When he was younger, Brandon had often gone out exploring and rock climbing with his brother Trevor, but Trevor was a junior in high school now, and was busy being too cool to hang around much with his little brother. Brandon didn't even invite him on this one. He'd tell Trevor about it later. This would be an adventure for him.
It was an awesome and claustrophobic experience. The mouth, hidden behind boulders on the side of a cliff, was an irregular hole barely large enough to wriggle through. It opened out into a large chamber. Just enough sunlight came in through the narrow opening to show that the floor held the charred logs of burned-out campfires and the shards of several dozen beer bottles. "Hey, we should have brought some beer," Rip said. Shining their flashlights up, they saw the rock walls were covered with spray-painted names and dates. The oldest, "Dave" and "QT," were written in charcoal. Dave and QT, whoever they were, must have been the first to discoverer the cave. At least their signatures, dated 2015, ten years ago, were the earliest dates on the wall.
Out of five of them, two had refused to venture any further into the cave than the distance that they could see the light from the mouth. The remaining three Brandon, Rip, and Kaipo—squeezed through a vertical cleft between two boulders at the back and into the real darkness. Only a few names were painted here, in smaller letters. In twenty feet, the passage had turned enough times that, with their flashlights off, it was pitch dark. "A maze of twisty, narrow passages, all alike," Kaipo said.
It would have been smart of them to have brought a GPS, or even a compass, but they had not originally intended to go far into the cave. But none of the three of them wanted to be the one who suggested turning back. Instead, at each branching they marked their path on the walls with a piece of chalk that Rip had had the foresight to bring.
Carlsbad was only a hundred miles or so further on; they had all hoped that the unnamed cave they were exploring might have wonders to rival its vast chambers a
nd arching pillars. But this one seemed to be a labyrinth of rough passages, branching and winding in all directions, only rarely opening into cramped, dome-ceilinged rooms. Sometimes they had to crawl on their bellies, and they never quite dared to stand fully upright. But when one passage came to a blind end, they always found a branch that went on, that might go on to open out into some large chamber just ahead.

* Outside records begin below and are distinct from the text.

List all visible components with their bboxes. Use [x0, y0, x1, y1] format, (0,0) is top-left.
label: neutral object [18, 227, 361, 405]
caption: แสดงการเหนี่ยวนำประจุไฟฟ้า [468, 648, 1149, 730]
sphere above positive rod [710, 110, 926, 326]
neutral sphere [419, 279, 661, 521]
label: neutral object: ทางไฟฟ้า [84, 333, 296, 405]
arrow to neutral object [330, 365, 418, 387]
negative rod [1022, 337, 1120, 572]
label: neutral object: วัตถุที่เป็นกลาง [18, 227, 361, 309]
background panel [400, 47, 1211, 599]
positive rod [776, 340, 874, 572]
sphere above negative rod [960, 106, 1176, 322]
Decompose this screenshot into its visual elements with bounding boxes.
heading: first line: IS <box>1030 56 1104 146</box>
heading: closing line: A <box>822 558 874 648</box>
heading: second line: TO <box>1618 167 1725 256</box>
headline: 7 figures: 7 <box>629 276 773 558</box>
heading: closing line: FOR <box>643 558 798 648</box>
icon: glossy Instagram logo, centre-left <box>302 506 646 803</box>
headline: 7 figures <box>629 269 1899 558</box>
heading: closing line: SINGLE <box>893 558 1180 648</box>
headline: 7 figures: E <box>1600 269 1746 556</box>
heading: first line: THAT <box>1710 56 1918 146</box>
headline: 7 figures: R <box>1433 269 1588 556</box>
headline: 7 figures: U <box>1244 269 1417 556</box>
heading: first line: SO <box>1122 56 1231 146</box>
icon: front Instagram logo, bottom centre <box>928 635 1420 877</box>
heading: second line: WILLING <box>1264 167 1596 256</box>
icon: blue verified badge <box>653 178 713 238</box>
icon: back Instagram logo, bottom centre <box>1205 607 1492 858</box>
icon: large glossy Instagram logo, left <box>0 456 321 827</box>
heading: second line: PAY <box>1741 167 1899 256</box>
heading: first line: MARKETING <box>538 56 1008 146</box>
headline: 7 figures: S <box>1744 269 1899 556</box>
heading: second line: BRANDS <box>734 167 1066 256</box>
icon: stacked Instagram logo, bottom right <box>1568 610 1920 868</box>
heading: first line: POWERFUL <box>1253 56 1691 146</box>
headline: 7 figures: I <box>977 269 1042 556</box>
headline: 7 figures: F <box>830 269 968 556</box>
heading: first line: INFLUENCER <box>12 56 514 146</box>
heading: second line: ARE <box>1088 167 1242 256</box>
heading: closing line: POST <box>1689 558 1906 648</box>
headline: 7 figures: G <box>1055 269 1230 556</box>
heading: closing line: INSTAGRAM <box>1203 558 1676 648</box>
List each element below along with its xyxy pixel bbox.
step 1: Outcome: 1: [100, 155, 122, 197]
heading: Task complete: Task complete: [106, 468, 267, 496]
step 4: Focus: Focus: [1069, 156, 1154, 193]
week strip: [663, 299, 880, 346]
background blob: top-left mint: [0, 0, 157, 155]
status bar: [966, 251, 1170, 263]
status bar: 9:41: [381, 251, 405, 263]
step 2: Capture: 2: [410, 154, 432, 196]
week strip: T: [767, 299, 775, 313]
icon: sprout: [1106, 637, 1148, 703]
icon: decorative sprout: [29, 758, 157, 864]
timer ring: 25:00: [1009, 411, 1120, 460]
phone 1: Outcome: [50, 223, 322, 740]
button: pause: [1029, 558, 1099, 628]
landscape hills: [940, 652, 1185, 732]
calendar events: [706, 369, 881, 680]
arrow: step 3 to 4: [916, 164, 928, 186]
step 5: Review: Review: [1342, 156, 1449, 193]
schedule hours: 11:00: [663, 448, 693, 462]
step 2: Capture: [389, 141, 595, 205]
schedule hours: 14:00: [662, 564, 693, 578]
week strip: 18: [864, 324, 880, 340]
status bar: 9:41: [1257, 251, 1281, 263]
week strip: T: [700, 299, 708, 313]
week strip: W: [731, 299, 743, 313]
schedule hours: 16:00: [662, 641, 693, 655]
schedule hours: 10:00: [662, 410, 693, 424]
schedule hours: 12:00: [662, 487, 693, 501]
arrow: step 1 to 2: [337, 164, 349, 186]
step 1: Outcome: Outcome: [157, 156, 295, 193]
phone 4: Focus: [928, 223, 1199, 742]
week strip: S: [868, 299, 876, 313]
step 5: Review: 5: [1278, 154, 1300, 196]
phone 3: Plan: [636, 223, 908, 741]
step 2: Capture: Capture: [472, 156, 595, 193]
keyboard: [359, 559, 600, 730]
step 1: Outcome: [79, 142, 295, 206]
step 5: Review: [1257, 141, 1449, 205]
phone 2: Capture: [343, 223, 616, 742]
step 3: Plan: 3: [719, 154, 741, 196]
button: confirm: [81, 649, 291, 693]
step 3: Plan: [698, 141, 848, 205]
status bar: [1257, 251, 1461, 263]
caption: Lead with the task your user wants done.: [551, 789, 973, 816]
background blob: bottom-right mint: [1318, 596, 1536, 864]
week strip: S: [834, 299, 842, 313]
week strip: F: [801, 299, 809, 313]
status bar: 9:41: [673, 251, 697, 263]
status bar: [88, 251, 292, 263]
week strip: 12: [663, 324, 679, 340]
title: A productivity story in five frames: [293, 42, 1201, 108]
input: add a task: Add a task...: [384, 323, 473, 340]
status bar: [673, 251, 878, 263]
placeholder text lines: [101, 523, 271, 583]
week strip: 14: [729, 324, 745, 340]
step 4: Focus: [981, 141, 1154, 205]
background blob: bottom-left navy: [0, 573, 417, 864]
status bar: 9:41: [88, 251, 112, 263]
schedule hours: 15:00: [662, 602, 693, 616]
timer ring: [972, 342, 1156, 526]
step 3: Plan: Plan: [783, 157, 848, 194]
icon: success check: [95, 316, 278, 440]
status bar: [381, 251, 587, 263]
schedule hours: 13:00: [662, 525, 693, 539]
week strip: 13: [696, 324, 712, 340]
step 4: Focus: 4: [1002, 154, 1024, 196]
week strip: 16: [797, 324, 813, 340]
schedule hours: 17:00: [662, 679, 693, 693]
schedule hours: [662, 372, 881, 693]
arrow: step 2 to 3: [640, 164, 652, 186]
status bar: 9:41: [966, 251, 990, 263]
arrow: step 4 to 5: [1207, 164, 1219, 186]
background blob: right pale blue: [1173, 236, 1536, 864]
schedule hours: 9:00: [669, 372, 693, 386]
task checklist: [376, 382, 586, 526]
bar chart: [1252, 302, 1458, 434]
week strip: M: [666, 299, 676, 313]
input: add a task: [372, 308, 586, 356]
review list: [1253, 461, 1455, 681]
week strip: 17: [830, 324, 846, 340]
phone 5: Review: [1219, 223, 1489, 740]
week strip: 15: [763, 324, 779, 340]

After several hours, Kaipo admitted what they had all been thinking: That's enough. Their flashlight beams were growing yellow, and by unspoken agreement they were already beginning to conserve, never shining more than one light at a time. They had better get back while they still had enough light in them to pick out the chalk marks. Rip quickly agreed, and the two of them turned and shone their flashlights back the way they'd come.
"Hey, why are you going that way?" Brandon had asked.
"The chalk marks, you dimwit," Kaipo said.
"But—" He started to point, and then suddenly realized that it was senseless for him to point when none of them were shining their flashlights in his direction. "The entrance is just a little way over here," he concluded.
"No way," Kaipo said. "We're miles away from the entrance by now."
"You're lost, Brandon," Rip said.
"The hell I am."
In the end, he convinced them to follow him a little way farther, probably for no other reason than that they wanted to gloat over him when he failed to get to the entrance. A hundred feet farther, they came into the chamber with the graffiti.
It had seemed no big deal to him. Over several hours, and several miles underground, through twisting passages, Brandon had always known unerringly where he was. On the surface of the Earth, for his entire seventeen years of life, Brandon's sense of direction had never failed him, not even for a moment.